Laurie Stephey: Laurie is currently studying plasma fueling and the HSX neutral polulation. She uses H-Alpha measurements and the DEGAS and DEGAS 2 neutral Monte-Carlo codes to study the 3D neutral particle density, radial particle flux, and impacts of various fueling scenios in HSX.

Gavin Weir: Area - design, construction and implementation of the second ECH quasi-optical power transmission system for delivering power from the second 28 GHz gyrotron to HSX. The mirror is to be manually steerable to permit off-axis power deposition control.

Carson Cook: Carson is working on the SIESTA (Spectral Iterative Equilibrium Solver for Toroidal Applications) code development project with Steve Hirshman and Raul Sanchez of ORNL. SIESTA is a magnetohydrodynamic equilibrium code used for modeling toroidal plasmas in 3D systems.

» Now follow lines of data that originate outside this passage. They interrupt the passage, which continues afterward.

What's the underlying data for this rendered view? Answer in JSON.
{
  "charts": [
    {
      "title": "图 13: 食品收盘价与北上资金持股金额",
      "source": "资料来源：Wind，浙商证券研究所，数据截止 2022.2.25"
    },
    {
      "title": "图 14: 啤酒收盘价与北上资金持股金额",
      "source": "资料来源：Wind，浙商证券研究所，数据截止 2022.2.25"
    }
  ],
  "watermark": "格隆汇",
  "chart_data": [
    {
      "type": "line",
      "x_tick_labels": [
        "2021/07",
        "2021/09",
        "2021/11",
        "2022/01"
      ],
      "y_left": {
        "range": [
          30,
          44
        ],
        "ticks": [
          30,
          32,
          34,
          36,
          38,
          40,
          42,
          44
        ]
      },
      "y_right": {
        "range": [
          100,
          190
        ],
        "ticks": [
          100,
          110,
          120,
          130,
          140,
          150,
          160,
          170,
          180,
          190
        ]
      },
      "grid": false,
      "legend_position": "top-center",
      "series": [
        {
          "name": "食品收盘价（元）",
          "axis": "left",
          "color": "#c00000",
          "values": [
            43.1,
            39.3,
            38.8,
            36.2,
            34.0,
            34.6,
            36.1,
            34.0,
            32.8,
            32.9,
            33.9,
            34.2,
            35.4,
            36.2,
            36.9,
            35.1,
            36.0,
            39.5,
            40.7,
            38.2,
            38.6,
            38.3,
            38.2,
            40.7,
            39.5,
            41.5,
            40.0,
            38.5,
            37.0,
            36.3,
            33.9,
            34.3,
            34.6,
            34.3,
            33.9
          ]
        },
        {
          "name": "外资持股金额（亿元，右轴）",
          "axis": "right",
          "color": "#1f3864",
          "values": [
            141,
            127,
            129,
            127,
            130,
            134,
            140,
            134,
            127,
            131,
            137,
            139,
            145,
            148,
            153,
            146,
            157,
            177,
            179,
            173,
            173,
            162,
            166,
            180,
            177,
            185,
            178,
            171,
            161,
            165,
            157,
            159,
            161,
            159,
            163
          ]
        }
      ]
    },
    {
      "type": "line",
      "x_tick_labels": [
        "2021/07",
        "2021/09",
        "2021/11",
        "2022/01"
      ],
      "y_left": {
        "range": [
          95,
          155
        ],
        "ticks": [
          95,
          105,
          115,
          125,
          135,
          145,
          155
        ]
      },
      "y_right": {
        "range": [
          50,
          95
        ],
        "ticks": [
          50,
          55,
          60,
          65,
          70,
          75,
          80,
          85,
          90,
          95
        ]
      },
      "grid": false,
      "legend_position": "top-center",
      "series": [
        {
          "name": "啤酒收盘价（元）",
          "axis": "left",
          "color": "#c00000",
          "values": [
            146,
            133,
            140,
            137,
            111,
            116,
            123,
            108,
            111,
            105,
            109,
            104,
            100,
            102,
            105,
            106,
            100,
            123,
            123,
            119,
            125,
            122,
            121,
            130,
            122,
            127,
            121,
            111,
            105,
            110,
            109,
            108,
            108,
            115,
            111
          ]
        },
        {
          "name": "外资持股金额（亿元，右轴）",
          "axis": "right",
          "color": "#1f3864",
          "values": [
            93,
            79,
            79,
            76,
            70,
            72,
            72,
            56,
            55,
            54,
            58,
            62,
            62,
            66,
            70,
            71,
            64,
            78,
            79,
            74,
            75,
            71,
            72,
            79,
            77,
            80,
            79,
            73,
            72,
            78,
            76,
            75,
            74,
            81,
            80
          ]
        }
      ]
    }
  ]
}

Unlike VMEC, SIESTA does not assume nested magnetic flux surfaces, so equilibria involving magnetic islands and stochastic regions can be computed. The code is very scalable, a necessary feature for ITER-relevant calculations. SIESTA will be extremely useful for equilibrium analysis in perturbed tokamaks and stellarator modeling and design.

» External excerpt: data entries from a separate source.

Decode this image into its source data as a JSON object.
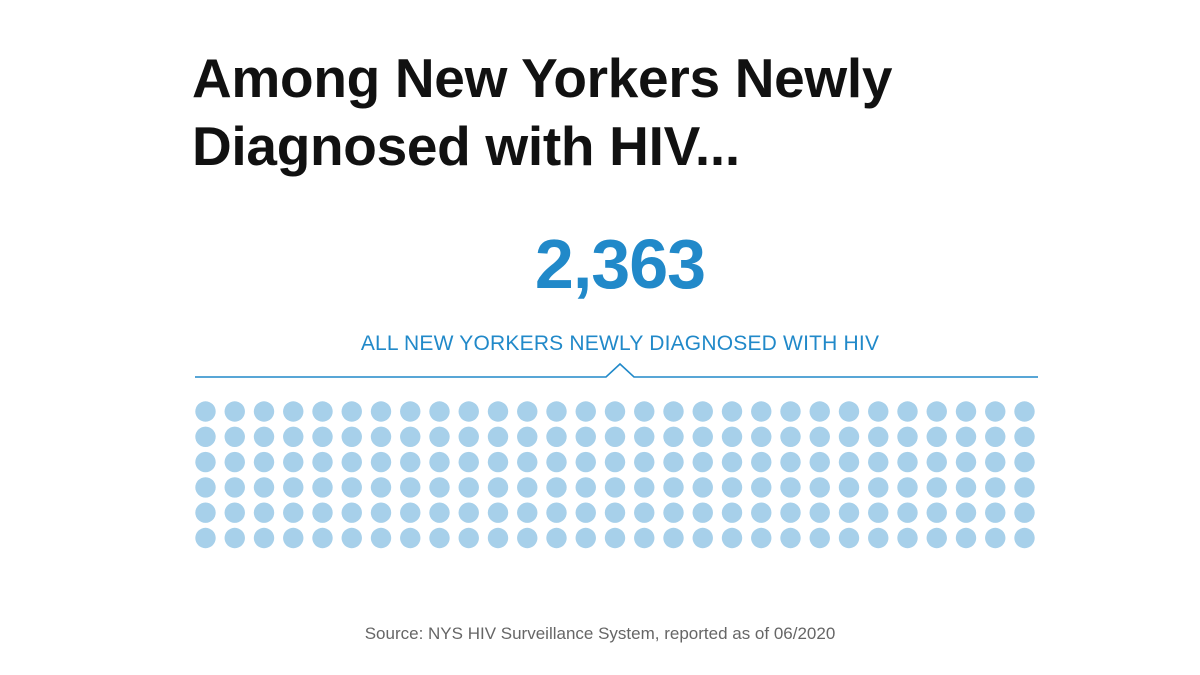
{
  "header": {
    "title": "Among New Yorkers Newly Diagnosed with HIV..."
  },
  "colors": {
    "accent": "#2189c9",
    "dot": "#a7d0ea",
    "title": "#111111",
    "source": "#666666"
  },
  "chart_data": {
    "type": "dot-matrix",
    "total_value": "2,363",
    "total_label": "ALL NEW YORKERS NEWLY DIAGNOSED WITH HIV",
    "rows": 6,
    "columns": 29,
    "dot_count": 174
  },
  "footer": {
    "source": "Source: NYS HIV Surveillance System, reported as of 06/2020"
  }
}
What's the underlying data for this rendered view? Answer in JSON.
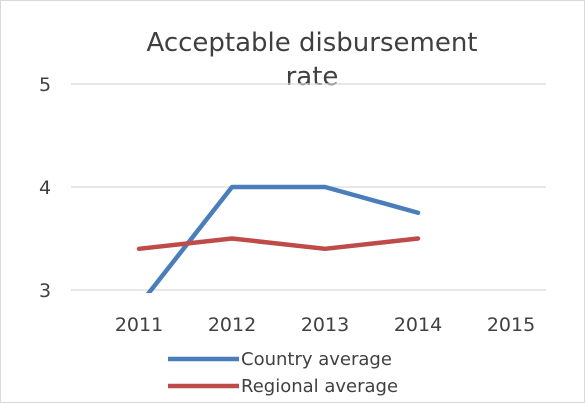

Bob Wilcox: Area - plasma turbulence and flows, fluctuation induced transport,using multiple instances of multi-tipped edge-probes.

Graduated Students

John Canik: John studied the effects of quasisymmetry on particle and heat transport in HSX. He did this by measuring the plasma density and temperature profiles using a Thomson scattering system. He also performed extensive three-dimensional modeling of the neutral gas in HSX plasma, which has yielded the particle source rate and neutral density.
John received his Ph.D. in Spring of 2007 and currently works at Oak Ridge National Laboratory under a prestigious Wigner Fellowship.
Walter Guttenfelder: Area - examining fluctuations and anomalous transport in HSX especially through 3-D modeling.; Walter received his PhD in the Winter of 2007, and currently works at the Princeton Plasma Physics Lab in Princeton, NJ

Jeremy Lore: Jeremy's focus area, during his time at HSX, was stellarator transport, specifically the measurement and modeling of transport at HSX. Jeremy currently developed the PENTA code with Don Spong from ORNL, which calculates neoclassical transport quantities in stellarators or tokamaks while conserving parallel momentum. Neoclassical calculations predict a large "electron root" radial electric field (Er) in the core of HSX plasmas, with strong radial shear. The neoclassical simulations, coupled with turbulent transport calculations performed by Walter Guttenfelder have been successful in simulating the strongly peaked electron temperature profiles measured during ECR heating. The predicted electric fields and in-surface flows will be compared to ChERS measurements in the near future.; In 2006 Jeremy implemented a displacement sensor system on HSX and performed structural modeling and testing to ensure safe operation at B=1T. Jeremy also performed analysis of data from the Thomson scattering diagnostic.; Jeremy received his PhD in the Spring of 2010, and currently works at the Oak Ridge National Lab

John Schmitt: John worked on the design, installation, and analysis of the magnetic diagnostics on the HSX stellarator in order to measure the the equilibrium plasma currents present during the plasma discharge. The pressure-driven Pfirsch-Schluter current is helical in nature because of lack of toroidal curvature in the QHS magnetic spectrum, and reduced by the high effective transform (3). The net toroidal current is predominantly bootstrap-driven. The bootstrap current is modeled by PENTA, and the time and spatial evolution is modeled by a diffusion equation that includes the 3-D nature of the plasma column.; John received his PhD in 2011 and currently works at the Princeton Plasma Physics Laboratory in Princeton, NJ.